Ungolfed (if anyone wants to see this mess):

class P{
    public static void main(String[]a){
        String[]e=a[0].split("/");
        String f="";
        int g=new Integer(e[0]),h=new Integer(e[1]);
        if(g>h){
            for(int i=h;i>=1;i--){
                if(g%i==0&&h%i==0){
                    f=g/i+"/"+h/i;
                    break;
                }
            }
        }else if(g<h){
            for(int i=g;i>=1;i--){
                if(g%i==0&&h%i==0){
                    f=g/i+"/"+h/i;
                    break;
                }
            }
        }else if(g.equals(h)){
            f="1/1"; //no processing if the number is THAT obvious.
        }
        System.out.println(f);
    }
}

Ruby — 112 characters

g is a helper lambda that calculates the GCD of two integers. f takes a fraction as a string, e.g. '42/14', and outputs the reduced fraction or simplest if the numerator and denominator are relatively prime.

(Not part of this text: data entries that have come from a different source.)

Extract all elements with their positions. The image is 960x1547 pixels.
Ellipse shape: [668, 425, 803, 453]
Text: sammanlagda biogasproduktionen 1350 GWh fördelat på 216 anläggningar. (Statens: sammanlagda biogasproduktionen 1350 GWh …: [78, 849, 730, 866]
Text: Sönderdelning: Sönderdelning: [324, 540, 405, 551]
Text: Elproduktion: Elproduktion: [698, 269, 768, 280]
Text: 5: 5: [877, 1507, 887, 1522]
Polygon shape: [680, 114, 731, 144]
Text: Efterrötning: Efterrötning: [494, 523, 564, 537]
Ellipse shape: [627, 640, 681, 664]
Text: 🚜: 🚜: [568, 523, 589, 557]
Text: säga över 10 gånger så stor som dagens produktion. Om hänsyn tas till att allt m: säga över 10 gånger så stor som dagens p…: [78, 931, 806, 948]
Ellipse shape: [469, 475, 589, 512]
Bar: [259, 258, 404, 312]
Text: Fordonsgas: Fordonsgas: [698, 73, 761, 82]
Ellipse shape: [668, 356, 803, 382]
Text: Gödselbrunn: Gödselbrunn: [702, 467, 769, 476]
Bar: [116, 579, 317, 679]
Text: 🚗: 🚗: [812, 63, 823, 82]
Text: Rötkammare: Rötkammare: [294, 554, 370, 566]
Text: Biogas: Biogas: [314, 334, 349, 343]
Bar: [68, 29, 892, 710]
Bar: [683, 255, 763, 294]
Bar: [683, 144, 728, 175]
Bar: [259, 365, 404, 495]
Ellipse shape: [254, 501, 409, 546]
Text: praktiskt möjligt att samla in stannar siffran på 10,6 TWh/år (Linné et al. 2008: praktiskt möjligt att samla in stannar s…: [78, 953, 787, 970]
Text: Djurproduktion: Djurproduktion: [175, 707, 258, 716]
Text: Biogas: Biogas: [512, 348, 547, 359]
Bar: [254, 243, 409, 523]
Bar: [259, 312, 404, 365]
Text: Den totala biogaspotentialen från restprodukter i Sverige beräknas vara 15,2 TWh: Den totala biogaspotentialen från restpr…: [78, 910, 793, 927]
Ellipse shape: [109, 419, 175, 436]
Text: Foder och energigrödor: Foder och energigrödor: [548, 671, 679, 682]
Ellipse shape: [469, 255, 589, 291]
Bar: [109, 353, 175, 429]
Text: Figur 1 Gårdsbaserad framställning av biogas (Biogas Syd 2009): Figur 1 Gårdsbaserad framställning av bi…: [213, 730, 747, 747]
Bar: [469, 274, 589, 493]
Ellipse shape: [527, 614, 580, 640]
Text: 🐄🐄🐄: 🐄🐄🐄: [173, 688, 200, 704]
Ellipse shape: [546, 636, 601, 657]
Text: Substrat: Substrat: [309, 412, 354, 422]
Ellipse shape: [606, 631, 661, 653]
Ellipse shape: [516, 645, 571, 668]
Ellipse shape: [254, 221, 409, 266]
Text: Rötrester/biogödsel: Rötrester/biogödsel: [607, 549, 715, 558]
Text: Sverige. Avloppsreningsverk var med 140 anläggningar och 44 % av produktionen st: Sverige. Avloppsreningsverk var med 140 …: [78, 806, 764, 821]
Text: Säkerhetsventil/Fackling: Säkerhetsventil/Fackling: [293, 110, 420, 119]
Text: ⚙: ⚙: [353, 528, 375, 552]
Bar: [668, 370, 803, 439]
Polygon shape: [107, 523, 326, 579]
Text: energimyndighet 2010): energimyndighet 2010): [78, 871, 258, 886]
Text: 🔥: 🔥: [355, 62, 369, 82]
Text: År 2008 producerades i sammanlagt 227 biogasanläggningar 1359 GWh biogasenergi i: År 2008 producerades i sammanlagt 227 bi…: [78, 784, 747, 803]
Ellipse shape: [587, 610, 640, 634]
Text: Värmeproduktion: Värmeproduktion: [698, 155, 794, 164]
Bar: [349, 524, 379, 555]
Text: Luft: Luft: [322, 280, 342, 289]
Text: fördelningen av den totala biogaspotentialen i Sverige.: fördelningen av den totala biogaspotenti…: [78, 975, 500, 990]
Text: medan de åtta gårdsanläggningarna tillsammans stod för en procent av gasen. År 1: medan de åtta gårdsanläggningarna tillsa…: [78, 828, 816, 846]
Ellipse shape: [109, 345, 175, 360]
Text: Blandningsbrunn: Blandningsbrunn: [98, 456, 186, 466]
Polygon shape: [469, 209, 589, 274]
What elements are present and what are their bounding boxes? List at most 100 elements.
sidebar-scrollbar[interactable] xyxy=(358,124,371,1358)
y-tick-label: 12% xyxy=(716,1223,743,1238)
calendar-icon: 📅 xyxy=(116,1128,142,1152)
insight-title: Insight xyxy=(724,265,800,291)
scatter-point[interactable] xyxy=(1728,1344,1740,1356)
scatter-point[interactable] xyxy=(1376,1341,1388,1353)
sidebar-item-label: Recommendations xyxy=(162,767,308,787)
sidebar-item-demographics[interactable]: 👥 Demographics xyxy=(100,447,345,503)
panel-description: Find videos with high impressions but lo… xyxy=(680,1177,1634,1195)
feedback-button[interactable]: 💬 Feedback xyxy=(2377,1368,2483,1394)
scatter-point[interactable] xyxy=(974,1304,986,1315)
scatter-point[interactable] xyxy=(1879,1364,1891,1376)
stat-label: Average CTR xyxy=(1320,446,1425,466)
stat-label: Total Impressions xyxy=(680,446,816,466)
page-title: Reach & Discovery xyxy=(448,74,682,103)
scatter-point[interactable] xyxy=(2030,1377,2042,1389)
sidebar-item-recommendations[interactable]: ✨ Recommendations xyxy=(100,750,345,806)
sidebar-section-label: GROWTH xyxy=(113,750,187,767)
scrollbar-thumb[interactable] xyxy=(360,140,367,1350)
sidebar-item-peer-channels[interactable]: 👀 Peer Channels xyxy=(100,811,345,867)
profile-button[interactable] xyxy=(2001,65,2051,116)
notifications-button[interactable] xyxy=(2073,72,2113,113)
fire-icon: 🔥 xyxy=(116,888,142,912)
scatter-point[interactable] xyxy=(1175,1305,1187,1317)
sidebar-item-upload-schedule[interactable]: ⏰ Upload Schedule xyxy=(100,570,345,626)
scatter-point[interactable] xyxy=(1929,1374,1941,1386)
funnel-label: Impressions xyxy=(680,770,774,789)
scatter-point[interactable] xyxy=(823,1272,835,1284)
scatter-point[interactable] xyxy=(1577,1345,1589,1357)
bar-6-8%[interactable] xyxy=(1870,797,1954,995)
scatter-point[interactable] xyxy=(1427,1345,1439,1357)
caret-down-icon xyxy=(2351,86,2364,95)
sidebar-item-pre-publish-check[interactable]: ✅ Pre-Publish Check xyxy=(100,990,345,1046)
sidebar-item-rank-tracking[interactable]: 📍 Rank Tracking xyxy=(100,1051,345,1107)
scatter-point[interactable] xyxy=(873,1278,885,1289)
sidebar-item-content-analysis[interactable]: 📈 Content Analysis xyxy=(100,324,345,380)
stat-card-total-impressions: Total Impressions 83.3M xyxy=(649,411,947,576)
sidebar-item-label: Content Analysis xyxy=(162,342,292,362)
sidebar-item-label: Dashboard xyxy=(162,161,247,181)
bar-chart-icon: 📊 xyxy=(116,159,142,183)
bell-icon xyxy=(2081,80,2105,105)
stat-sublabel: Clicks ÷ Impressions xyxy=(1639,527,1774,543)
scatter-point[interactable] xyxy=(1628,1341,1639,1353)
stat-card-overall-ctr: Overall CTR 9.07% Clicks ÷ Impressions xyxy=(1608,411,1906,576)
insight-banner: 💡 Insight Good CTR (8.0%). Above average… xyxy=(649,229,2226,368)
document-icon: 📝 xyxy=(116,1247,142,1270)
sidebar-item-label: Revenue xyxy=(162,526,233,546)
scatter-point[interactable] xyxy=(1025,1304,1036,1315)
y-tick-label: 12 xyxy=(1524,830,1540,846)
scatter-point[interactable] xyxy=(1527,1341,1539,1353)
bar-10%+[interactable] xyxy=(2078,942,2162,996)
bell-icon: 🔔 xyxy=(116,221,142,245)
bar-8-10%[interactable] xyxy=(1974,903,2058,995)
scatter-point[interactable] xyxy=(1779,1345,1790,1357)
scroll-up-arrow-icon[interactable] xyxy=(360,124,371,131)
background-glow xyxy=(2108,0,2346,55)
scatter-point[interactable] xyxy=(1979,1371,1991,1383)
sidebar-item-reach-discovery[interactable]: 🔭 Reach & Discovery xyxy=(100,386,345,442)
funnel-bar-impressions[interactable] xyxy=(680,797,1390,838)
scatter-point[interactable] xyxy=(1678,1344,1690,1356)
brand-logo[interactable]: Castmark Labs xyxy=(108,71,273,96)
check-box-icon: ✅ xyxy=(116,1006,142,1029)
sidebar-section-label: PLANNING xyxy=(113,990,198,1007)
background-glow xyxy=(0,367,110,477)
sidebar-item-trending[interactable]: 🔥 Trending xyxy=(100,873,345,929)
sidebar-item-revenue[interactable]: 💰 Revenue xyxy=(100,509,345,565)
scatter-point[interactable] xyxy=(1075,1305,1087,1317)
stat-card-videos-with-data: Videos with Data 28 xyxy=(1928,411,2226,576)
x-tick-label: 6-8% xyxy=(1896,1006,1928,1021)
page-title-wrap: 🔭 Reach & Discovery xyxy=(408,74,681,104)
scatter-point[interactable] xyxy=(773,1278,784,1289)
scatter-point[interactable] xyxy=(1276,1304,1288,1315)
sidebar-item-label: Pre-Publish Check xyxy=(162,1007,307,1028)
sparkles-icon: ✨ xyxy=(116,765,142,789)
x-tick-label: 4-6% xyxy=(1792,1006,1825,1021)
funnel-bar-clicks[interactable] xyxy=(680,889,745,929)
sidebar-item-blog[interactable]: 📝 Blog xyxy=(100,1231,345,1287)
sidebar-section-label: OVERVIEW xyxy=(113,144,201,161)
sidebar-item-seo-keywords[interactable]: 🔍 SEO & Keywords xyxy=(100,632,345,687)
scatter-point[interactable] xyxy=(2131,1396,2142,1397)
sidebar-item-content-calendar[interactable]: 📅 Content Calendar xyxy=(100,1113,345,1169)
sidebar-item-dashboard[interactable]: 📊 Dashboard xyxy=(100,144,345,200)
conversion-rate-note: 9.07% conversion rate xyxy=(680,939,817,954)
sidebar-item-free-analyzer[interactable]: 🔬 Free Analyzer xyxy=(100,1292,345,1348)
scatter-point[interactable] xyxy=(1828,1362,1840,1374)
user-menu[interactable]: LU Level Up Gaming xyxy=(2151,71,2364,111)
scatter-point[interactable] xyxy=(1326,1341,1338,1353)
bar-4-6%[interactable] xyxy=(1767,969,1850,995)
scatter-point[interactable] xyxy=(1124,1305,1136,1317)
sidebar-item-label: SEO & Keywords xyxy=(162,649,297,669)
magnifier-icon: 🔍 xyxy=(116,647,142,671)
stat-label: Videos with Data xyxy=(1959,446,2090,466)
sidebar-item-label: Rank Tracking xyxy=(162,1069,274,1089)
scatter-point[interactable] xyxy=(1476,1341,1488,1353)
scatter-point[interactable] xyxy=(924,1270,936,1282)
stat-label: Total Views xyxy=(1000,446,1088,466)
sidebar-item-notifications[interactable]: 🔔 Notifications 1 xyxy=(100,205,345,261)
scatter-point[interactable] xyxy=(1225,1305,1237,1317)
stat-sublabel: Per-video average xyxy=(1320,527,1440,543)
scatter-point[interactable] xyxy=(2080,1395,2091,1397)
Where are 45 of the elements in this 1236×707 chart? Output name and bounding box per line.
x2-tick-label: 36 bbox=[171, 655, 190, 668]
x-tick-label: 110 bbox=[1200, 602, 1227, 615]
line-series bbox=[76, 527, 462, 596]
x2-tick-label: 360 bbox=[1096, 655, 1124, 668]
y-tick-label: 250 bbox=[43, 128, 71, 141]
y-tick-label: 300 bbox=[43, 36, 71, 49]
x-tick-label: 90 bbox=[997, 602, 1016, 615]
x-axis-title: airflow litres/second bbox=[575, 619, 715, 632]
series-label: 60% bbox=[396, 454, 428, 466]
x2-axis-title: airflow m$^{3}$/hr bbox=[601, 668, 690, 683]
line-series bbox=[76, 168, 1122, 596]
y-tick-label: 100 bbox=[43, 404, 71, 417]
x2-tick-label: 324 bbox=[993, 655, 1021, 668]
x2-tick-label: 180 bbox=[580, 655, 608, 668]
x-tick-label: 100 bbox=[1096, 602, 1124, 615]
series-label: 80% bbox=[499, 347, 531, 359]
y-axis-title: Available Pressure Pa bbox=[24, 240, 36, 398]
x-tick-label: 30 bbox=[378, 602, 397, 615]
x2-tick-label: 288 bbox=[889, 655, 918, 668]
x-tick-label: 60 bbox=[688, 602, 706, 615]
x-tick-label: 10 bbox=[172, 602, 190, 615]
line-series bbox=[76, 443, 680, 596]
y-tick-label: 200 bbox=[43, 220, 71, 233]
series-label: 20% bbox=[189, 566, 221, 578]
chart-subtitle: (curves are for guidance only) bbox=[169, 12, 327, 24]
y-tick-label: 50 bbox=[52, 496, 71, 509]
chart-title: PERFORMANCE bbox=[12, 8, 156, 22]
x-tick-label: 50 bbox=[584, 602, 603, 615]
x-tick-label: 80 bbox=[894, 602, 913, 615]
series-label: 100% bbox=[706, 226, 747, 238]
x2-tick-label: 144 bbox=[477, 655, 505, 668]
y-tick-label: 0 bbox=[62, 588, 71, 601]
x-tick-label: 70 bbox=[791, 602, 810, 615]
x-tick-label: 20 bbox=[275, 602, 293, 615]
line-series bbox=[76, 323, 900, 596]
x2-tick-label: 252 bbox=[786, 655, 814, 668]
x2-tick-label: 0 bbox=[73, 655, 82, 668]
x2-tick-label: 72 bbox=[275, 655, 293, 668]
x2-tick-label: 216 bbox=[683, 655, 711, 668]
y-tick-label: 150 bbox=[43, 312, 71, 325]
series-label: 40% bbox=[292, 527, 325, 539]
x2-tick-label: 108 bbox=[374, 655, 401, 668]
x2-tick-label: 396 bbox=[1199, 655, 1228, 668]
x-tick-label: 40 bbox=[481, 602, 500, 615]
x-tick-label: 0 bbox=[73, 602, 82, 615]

g=->a,b{(t=b;b=a%b;a=t)until b==0;a}
f=->z{a,b=z.split(?/).map &:to_i;y=g[a,b];puts y==1?:simplest:[a/y,b/y]*?/}

Some test cases:

test_cases = ['9/18', '8/12', '50/100', '82/100', '100/100',
              '150/100', '99/100', '-5/10', '-5/18', '0/1']

test_cases.map { |frac| f[frac] }

Output:

1/2
2/3
1/2
41/50
1/1
3/2
simplest
-1/2
simplest
simplest

Note, although against the rules, Ruby has Rational support baked in, so we could do

a=gets.chomp;b=a.to_r;puts b.to_s==a ?:simplest:b

Lua - 130 115 characters

10/10 i really tried

a,b=io.read():match"(.+)/(.+)"u,v=a,b while v+0>0 do t=u u=v v=t%v end print(a+0==a/u and"reduced"or a/u.."/"..b/u)

• prints "reduced" if fraction is in simplest form
• works with negatives
• works with improper fractions
• presumably works with decimals (1.2/3.6 gives 5.4043195528446e+15/1.6212958658534e+16)
• any number/0 gives 1/0
• does not reduce to whole numbers

I fully took advantage of Lua's ability to auto convert a string to a number when doing arithmetic operations on a string. I had to add "+0" in place of tonumber for some comparison code.

Sorry, I don't have an ungolfed version, the above is actually how I wrote it

JavaScript (91) (73)

Returns '/' when the fraction is already in it's simplest form. The function g calculates the gcd. BTW: Is there any shorter way for '1==something' where something is a non negative integer?

function s(f){[n,m]=f.split(b='/');g=(u,v)=>v?g(v,u%v):u;return 1==(c=g(n,m))?b:n/c+b+m/c;}

Thanks to @bebe for an even shorter version:

s=f=>([n,m]=f.split(b='/'),c=(g=(u,v)=>v?g(v,u%v):u)(n,m))-1?n/c+b+m/c:f;

Batch - 198

for /f "tokens=1,2delims=/" %%a in ("%1")do set a=%%a&set b=%%b&set/ac=%%b
:1
set/ax=%a%%%%c%&set/ay=%b%%%%c%
if %x%%y%==00 set/aa/=%c%&set/ab/=%c%
if %c% GTR 0 set/ac=%c%-1&goto 1
echo %a%/%b%

Input is split as a/b, then for every c in b,b-1,...1 we check if a and b are divisible by c, and divide them by c if they are. Then we return a/b

Befunge 93 (192)

&04p~$&14p2       > :24p  v       >34g#v_0"tselpmiS">:#,_@
>134p 24g>        ^+1g42$<>04g`   |    >04g."/",14g.@
^p41/g42p40/g42<         |%g42:g41<
         #     |!%g42:g40<
   0     ^+1g42<

C 135

Accepts input for 2 space-separated integers. Keeps dividing by minimum of a & b down to 1 to find GCD.

int a,b,m;
void main()
{
scanf("%d %d", &a, &b);
m=a<b?a:b;
for (;m>0;m--){if (a%m==0&&b%m==0)break;}
printf("%d/%d",a/m,b/m);
}

Java (200)

The previous best solution in Java still had >300 bytes, this one has 200:

class M {public static void main(String[]args){String[]s=args[0].split("/");int a=Integer.parseInt(s[0]),b=Integer.parseInt(s[1]),c=a,d=b;while(d>0){int g=c;c=d;d=g%d;}System.out.print(a/c+"/"+b/c);}}

This uses the (faster) modulo to determine the gcd instead of iterating all numbers.